Department of Urology, Akita University Graduate School of Medicine, 1-1-1 Hondo, Akita, 010-8543, Japan.
Department of Urology, Hirosaki University Graduate School of Medicine, Hirosaki, Japan.
Int J Clin Oncol. 2023 Nov;28(11):1530-1537. doi: 10.1007/s10147-023-02394-y. Epub 2023 Aug 8.
Although nivolumab plus ipilimumab is the standard treatment for metastatic renal cell carcinoma (RCC), its efficacy and safety in older patients remain unclear. Therefore, this study aimed to assess the clinical outcomes of nivolumab plus ipilimumab for metastatic RCC in patients aged ≥ 75 years.
We enrolled 120 patients with metastatic RCC treated with nivolumab plus ipilimumab from August 2015 to January 2023. Objective response rates (ORRs) were compared between patients aged < 75 and ≥ 75 years. Progression-free survival (PFS), overall survival (OS), and adverse events were compared between the groups. Adverse events were evaluated according to the Response Evaluation Criteria in Solid Tumors 1.1.

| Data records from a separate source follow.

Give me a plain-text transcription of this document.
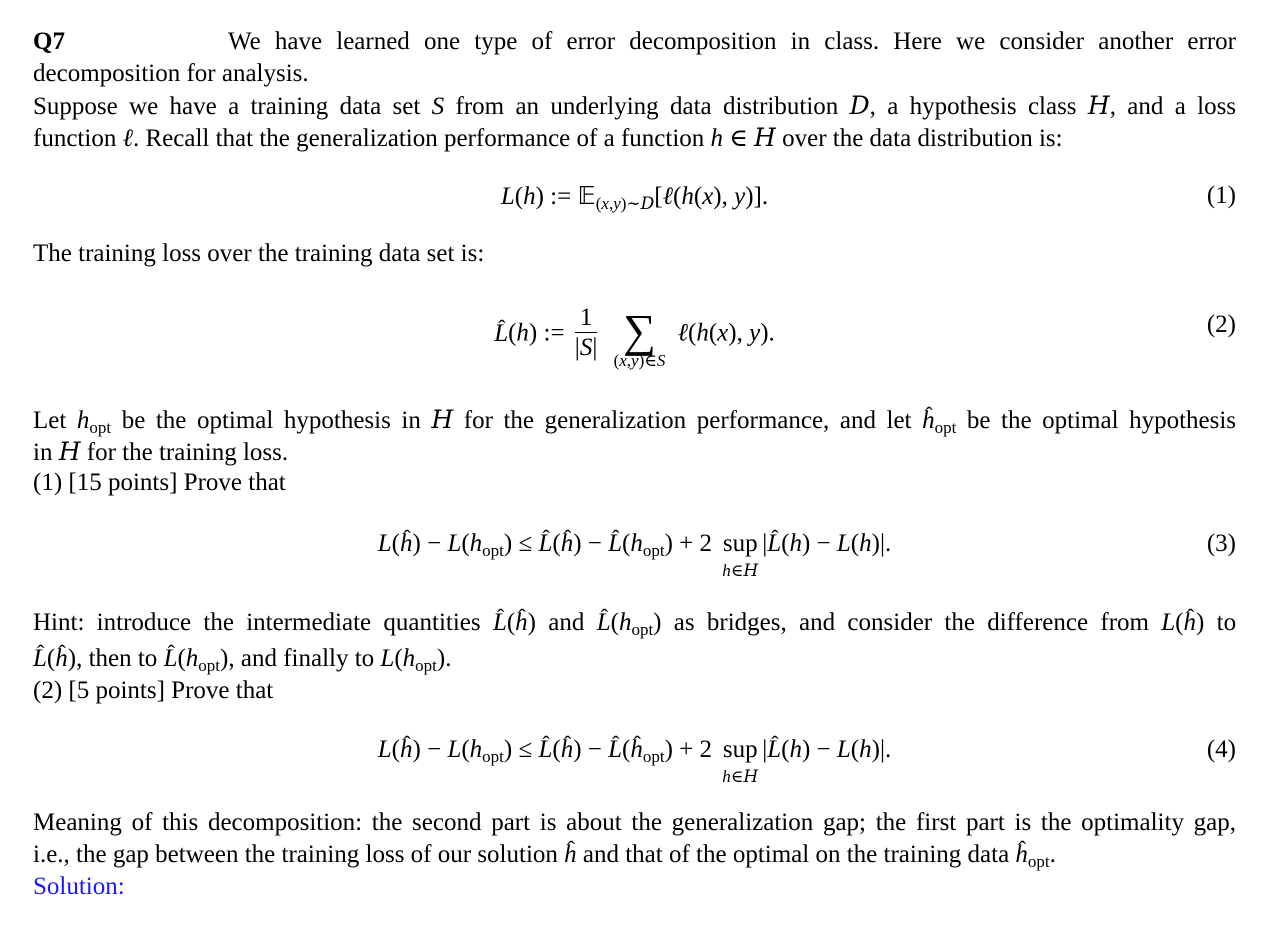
Q7	We have learned one type of error decomposition in class. Here we consider another error
decomposition for analysis.
Suppose we have a training data set S from an underlying data distribution D, a hypothesis class H, and a loss
function ℓ. Recall that the generalization performance of a function h ∈ H over the data distribution is:
L(h) := 𝔼$_{(x,y)\sim D}$[ℓ(h(x), y)].	(1)
The training loss over the training data set is:
ˆ L(h) := $\frac{1}{|S|}$
∑
(x,y)∈S
ℓ(h(x), y).	(2)
Let $h_{opt}$ be the optimal hypothesis in H for the generalization performance, and let ˆ $h_{opt}$ be the optimal hypothesis
in H for the training loss.
(1) [15 points] Prove that
L(ˆ $h) - L(h_{opt})$ ≤ ˆ L(ˆ h) − ˆ $L(h_{opt}) + 2$ sup
h∈H
|ˆ L(h) − L(h)|.	(3)
Hint: introduce the intermediate quantities ˆ L(ˆ h) and ˆ $L(h_{opt})$ as bridges, and consider the difference from L(ˆ h) to
ˆ L(ˆ h), then to ˆ $L(h_{opt})$, and finally to $L(h_{opt})$.
(2) [5 points] Prove that
L(ˆ $h) - L(h_{opt})$ ≤ ˆ L(ˆ h) − ˆ L(ˆ $h_{opt}) + 2$ sup
h∈H
|ˆ L(h) − L(h)|.	(4)
Meaning of this decomposition: the second part is about the generalization gap; the first part is the optimality gap,
i.e., the gap between the training loss of our solution ˆ h and that of the optimal on the training data ˆ $h_{opt}$.
Solution:
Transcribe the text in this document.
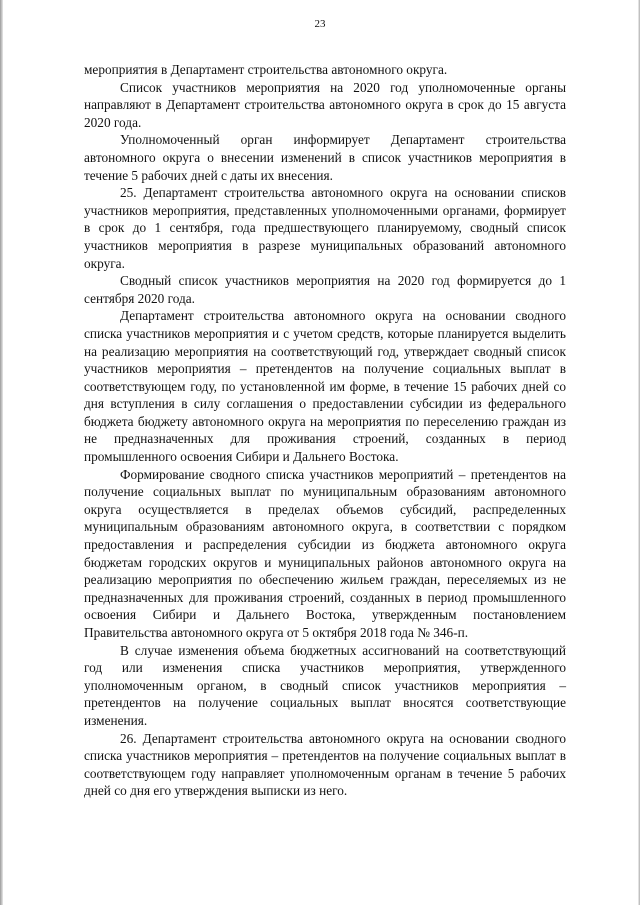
23

мероприятия в Департамент строительства автономного округа.

Список участников мероприятия на 2020 год уполномоченные органы направляют в Департамент строительства автономного округа в срок до 15 августа 2020 года.

Уполномоченный орган информирует Департамент строительства автономного округа о внесении изменений в список участников мероприятия в течение 5 рабочих дней с даты их внесения.

25. Департамент строительства автономного округа на основании списков участников мероприятия, представленных уполномоченными органами, формирует в срок до 1 сентября, года предшествующего планируемому, сводный список участников мероприятия в разрезе муниципальных образований автономного округа.

Сводный список участников мероприятия на 2020 год формируется до 1 сентября 2020 года.

Департамент строительства автономного округа на основании сводного списка участников мероприятия и с учетом средств, которые планируется выделить на реализацию мероприятия на соответствующий год, утверждает сводный список участников мероприятия – претендентов на получение социальных выплат в соответствующем году, по установленной им форме, в течение 15 рабочих дней со дня вступления в силу соглашения о предоставлении субсидии из федерального бюджета бюджету автономного округа на мероприятия по переселению граждан из не предназначенных для проживания строений, созданных в период промышленного освоения Сибири и Дальнего Востока.

Формирование сводного списка участников мероприятий – претендентов на получение социальных выплат по муниципальным образованиям автономного округа осуществляется в пределах объемов субсидий, распределенных муниципальным образованиям автономного округа, в соответствии с порядком предоставления и распределения субсидии из бюджета автономного округа бюджетам городских округов и муниципальных районов автономного округа на реализацию мероприятия по обеспечению жильем граждан, переселяемых из не предназначенных для проживания строений, созданных в период промышленного освоения Сибири и Дальнего Востока, утвержденным постановлением Правительства автономного округа от 5 октября 2018 года № 346-п.

В случае изменения объема бюджетных ассигнований на соответствующий год или изменения списка участников мероприятия, утвержденного уполномоченным органом, в сводный список участников мероприятия – претендентов на получение социальных выплат вносятся соответствующие изменения.

26. Департамент строительства автономного округа на основании сводного списка участников мероприятия – претендентов на получение социальных выплат в соответствующем году направляет уполномоченным органам в течение 5 рабочих дней со дня его утверждения выписки из него.
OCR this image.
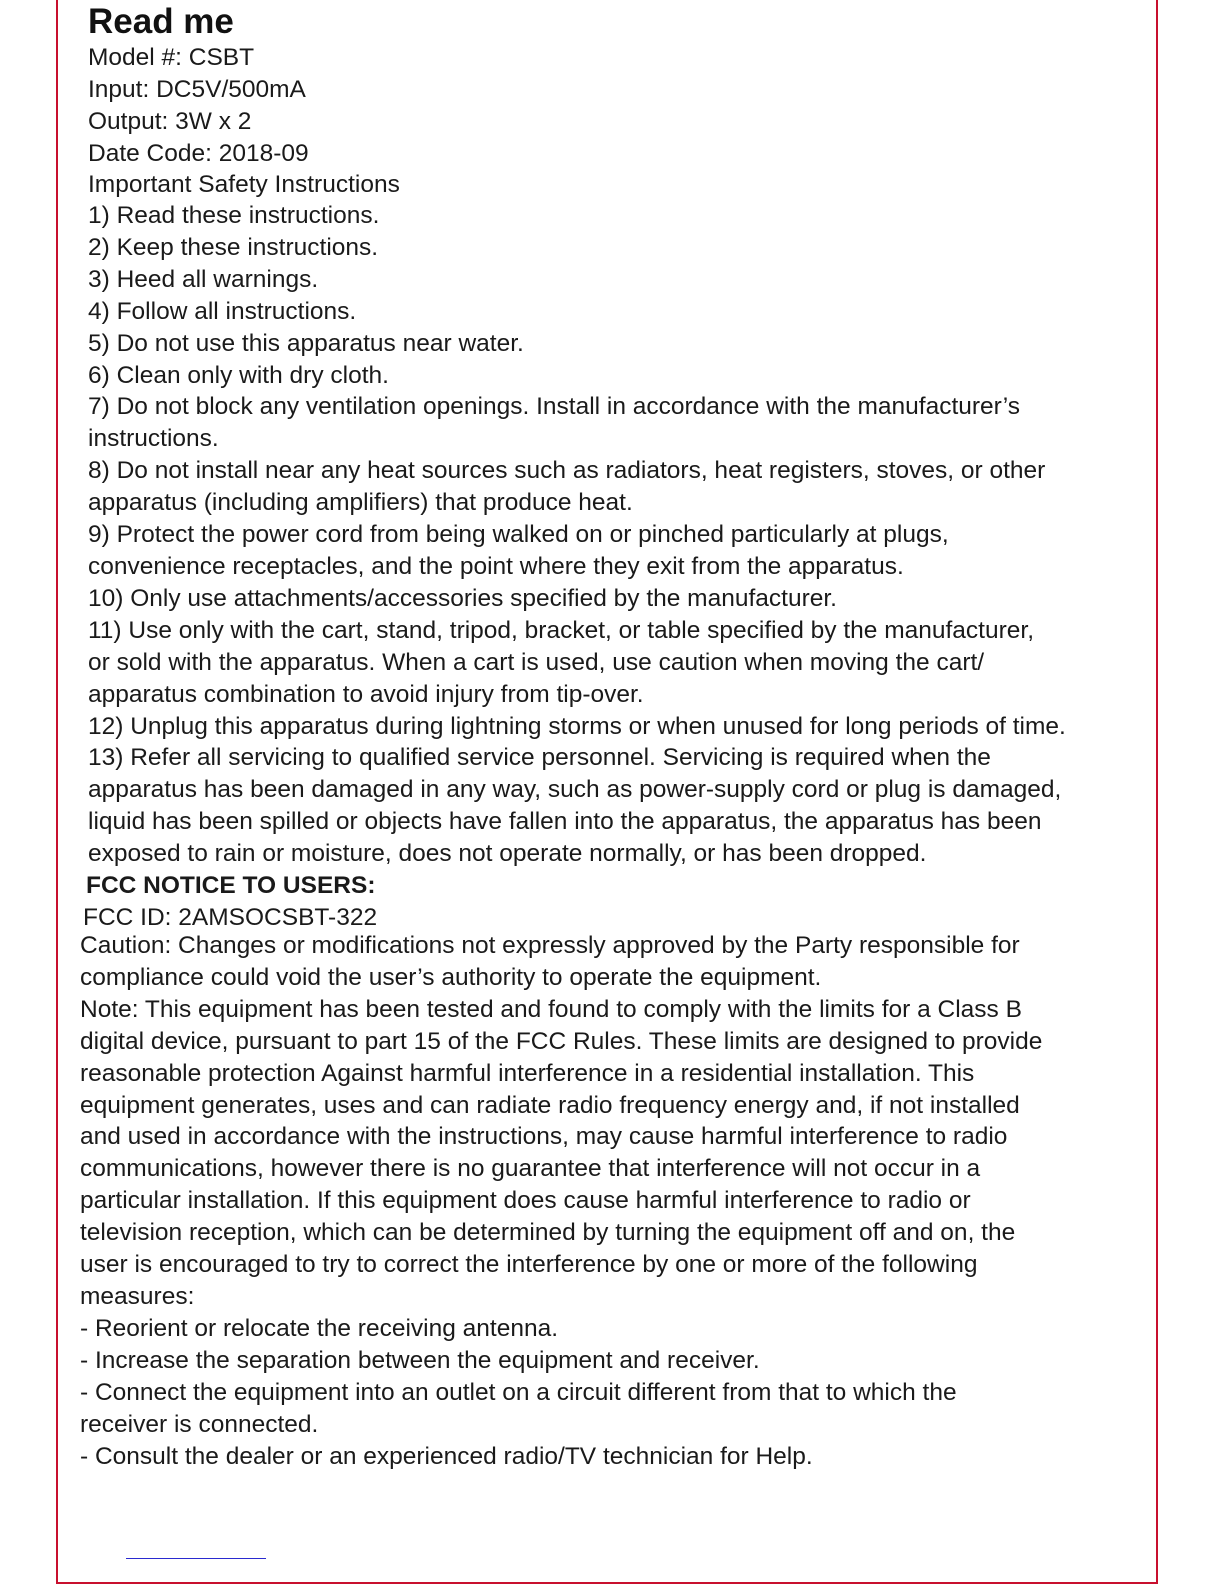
Read me

Model #: CSBT

Input: DC5V/500mA

Output: 3W x 2

Date Code: 2018-09

Important Safety Instructions

1) Read these instructions.

2) Keep these instructions.

3) Heed all warnings.

4) Follow all instructions.

5) Do not use this apparatus near water.

6) Clean only with dry cloth.

7) Do not block any ventilation openings. Install in accordance with the manufacturer’s

instructions.

8) Do not install near any heat sources such as radiators, heat registers, stoves, or other

apparatus (including amplifiers) that produce heat.

9) Protect the power cord from being walked on or pinched particularly at plugs,

convenience receptacles, and the point where they exit from the apparatus.

10) Only use attachments/accessories specified by the manufacturer.

11) Use only with the cart, stand, tripod, bracket, or table specified by the manufacturer,

or sold with the apparatus. When a cart is used, use caution when moving the cart/

apparatus combination to avoid injury from tip-over.

12) Unplug this apparatus during lightning storms or when unused for long periods of time.

13) Refer all servicing to qualified service personnel. Servicing is required when the

apparatus has been damaged in any way, such as power-supply cord or plug is damaged,

liquid has been spilled or objects have fallen into the apparatus, the apparatus has been

exposed to rain or moisture, does not operate normally, or has been dropped.

FCC NOTICE TO USERS:

FCC ID: 2AMSOCSBT-322

Caution: Changes or modifications not expressly approved by the Party responsible for

compliance could void the user’s authority to operate the equipment.

Note: This equipment has been tested and found to comply with the limits for a Class B

digital device, pursuant to part 15 of the FCC Rules. These limits are designed to provide

reasonable protection Against harmful interference in a residential installation. This

equipment generates, uses and can radiate radio frequency energy and, if not installed

and used in accordance with the instructions, may cause harmful interference to radio

communications, however there is no guarantee that interference will not occur in a

particular installation. If this equipment does cause harmful interference to radio or

television reception, which can be determined by turning the equipment off and on, the

user is encouraged to try to correct the interference by one or more of the following

measures:

- Reorient or relocate the receiving antenna.

- Increase the separation between the equipment and receiver.

- Connect the equipment into an outlet on a circuit different from that to which the

receiver is connected.

- Consult the dealer or an experienced radio/TV technician for Help.
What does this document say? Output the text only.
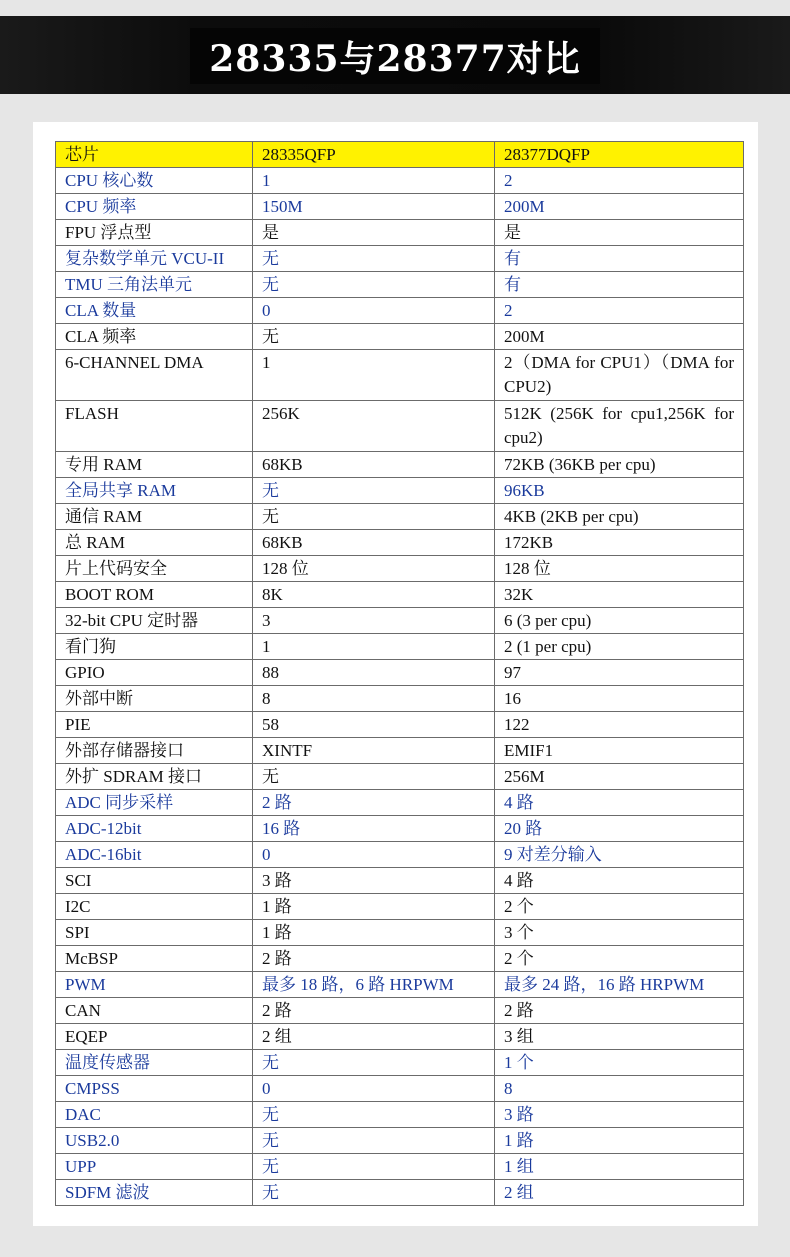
28335与28377对比
芯片	28335QFP	28377DQFP
CPU 核心数	1	2
CPU 频率	150M	200M
FPU 浮点型	是	是
复杂数学单元 VCU-II	无	有
TMU 三角法单元	无	有
CLA 数量	0	2
CLA 频率	无	200M
6-CHANNEL DMA	1	2（DMA for CPU1）（DMA for CPU2)
FLASH	256K	512K (256K for cpu1,256K for cpu2)
专用 RAM	68KB	72KB (36KB per cpu)
全局共享 RAM	无	96KB
通信 RAM	无	4KB (2KB per cpu)
总 RAM	68KB	172KB
片上代码安全	128 位	128 位
BOOT ROM	8K	32K
32-bit CPU 定时器	3	6 (3 per cpu)
看门狗	1	2 (1 per cpu)
GPIO	88	97
外部中断	8	16
PIE	58	122
外部存储器接口	XINTF	EMIF1
外扩 SDRAM 接口	无	256M
ADC 同步采样	2 路	4 路
ADC-12bit	16 路	20 路
ADC-16bit	0	9 对差分输入
SCI	3 路	4 路
I2C	1 路	2 个
SPI	1 路	3 个
McBSP	2 路	2 个
PWM	最多 18 路，6 路 HRPWM	最多 24 路，16 路 HRPWM
CAN	2 路	2 路
EQEP	2 组	3 组
温度传感器	无	1 个
CMPSS	0	8
DAC	无	3 路
USB2.0	无	1 路
UPP	无	1 组
SDFM 滤波	无	2 组
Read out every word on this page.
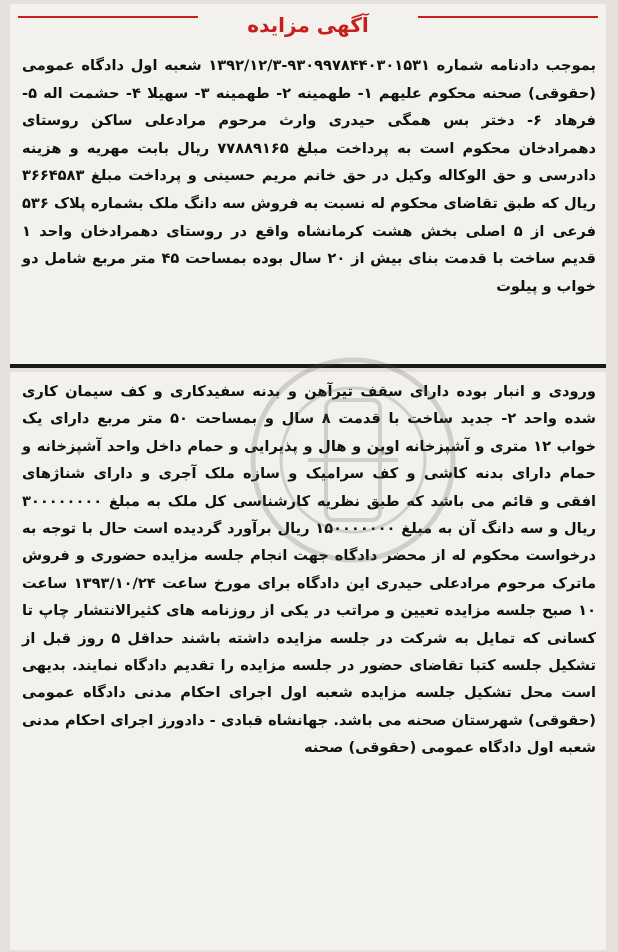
آگهی مزایده
بموجب دادنامه شماره ۹۳۰۹۹۷۸۴۴۰۳۰۱۵۳۱-۱۳۹۲/۱۲/۳ شعبه اول دادگاه عمومی (حقوقی) صحنه محکوم علیهم ۱- طهمینه ۲- طهمینه ۳- سهیلا ۴- حشمت اله ۵- فرهاد ۶- دختر بس همگی حیدری وارث مرحوم مرادعلی ساکن روستای دهمرادخان محکوم است به پرداخت مبلغ ۷۷۸۸۹۱۶۵ ریال بابت مهریه و هزینه دادرسی و حق الوکاله وکیل در حق خانم مریم حسینی و پرداخت مبلغ ۳۶۶۴۵۸۳ ریال که طبق تقاضای محکوم له نسبت به فروش سه دانگ ملک بشماره پلاک ۵۳۶ فرعی از ۵ اصلی بخش هشت کرمانشاه واقع در روستای دهمرادخان واحد ۱ قدیم ساخت با قدمت بنای بیش از ۲۰ سال بوده بمساحت ۴۵ متر مربع شامل دو خواب و پیلوت
ورودی و انبار بوده دارای سقف تیرآهن و بدنه سفیدکاری و کف سیمان کاری شده واحد ۲- جدید ساخت با قدمت ۸ سال و بمساحت ۵۰ متر مربع دارای یک خواب ۱۲ متری و آشپزخانه اوپن و هال و پذیرایی و حمام داخل واحد آشپزخانه و حمام دارای بدنه کاشی و کف سرامیک و سازه ملک آجری و دارای شناژهای افقی و قائم می باشد که طبق نظریه کارشناسی کل ملک به مبلغ ۳۰۰۰۰۰۰۰۰ ریال و سه دانگ آن به مبلغ ۱۵۰۰۰۰۰۰۰ ریال برآورد گردیده است حال با توجه به درخواست محکوم له از محضر دادگاه جهت انجام جلسه مزایده حضوری و فروش ماترک مرحوم مرادعلی حیدری این دادگاه برای مورخ ساعت ۱۳۹۳/۱۰/۲۴ ساعت ۱۰ صبح جلسه مزایده تعیین و مراتب در یکی از روزنامه های کثیرالانتشار چاپ تا کسانی که تمایل به شرکت در جلسه مزایده داشته باشند حداقل ۵ روز قبل از تشکیل جلسه کتبا تقاضای حضور در جلسه مزایده را تقدیم دادگاه نمایند. بدیهی است محل تشکیل جلسه مزایده شعبه اول اجرای احکام مدنی دادگاه عمومی (حقوقی) شهرستان صحنه می باشد. جهانشاه قبادی - دادورز اجرای احکام مدنی شعبه اول دادگاه عمومی (حقوقی) صحنه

Among the patients, 57 and 63 were classified as intermediate and poor risk, respectively, and one could not be classified. The median follow-up duration after the initiation of treatment was 16 months. The patient characteristics between the groups, except for age, were not significantly different. Intergroup differences in ORR (42% vs. 40%; p = 0.818), PFS (HR: 0.820, 95% CI 0.455-1.479; p = 0.510), and median OS (HR: 1.492, 95% CI 0.737-3.020; p = 0.267) were not significant. The incidence of adverse events (50% vs. 67%; p = 0.111) and nivolumab plus ipilimumab discontinuation due to adverse events was not significantly different between the groups (14% vs. 13%; p = 0.877).
The effectiveness of nivolumab plus ipilimumab was comparable between patients with metastatic RCC aged < 75 and those ≥ 75 years with respect to their ORRs, PFS, OS, and adverse event rates.
纳武利尤单抗联合伊匹单抗是转移性肾细胞癌(RCC)的标准治疗方法,但在老年患者中的疗效和安全性仍不清楚。因此,本研究旨在评估纳武利尤单抗联合伊匹单抗治疗年龄≥75 岁转移性 RCC 患者的临床结局。
我们纳入了 2015 年 8 月至 2023 年 1 月期间接受纳武利尤单抗联合伊匹单抗治疗的 120 例转移性 RCC 患者。比较了年龄<75 岁和≥75 岁患者的客观缓解率(ORR)。比较了两组患者的无进展生存期(PFS)、总生存期(OS)和不良事件。根据实体瘤反应评价标准 1.1 评估不良事件。
在患者中,57 例和 63 例患者分别被归类为中危和高危,1 例无法分类。治疗开始后中位随访时间为 16 个月。两组患者的特征除年龄外无显著差异。两组间 ORR(42% vs. 40%;p=0.818)、PFS(HR:0.820,95%CI 0.455-1.479;p=0.510)和中位 OS(HR:1.492,95%CI 0.737-3.020;p=0.267)差异无统计学意义。不良事件发生率(50% vs. 67%;p=0.111)和因不良事件而停止纳武利尤单抗联合伊匹单抗治疗的比例(14% vs. 13%;p=0.877)在两组间无显著差异。
纳武利尤单抗联合伊匹单抗治疗年龄<75 岁和≥75 岁的转移性 RCC 患者的 ORR、PFS、OS 和不良事件发生率相当。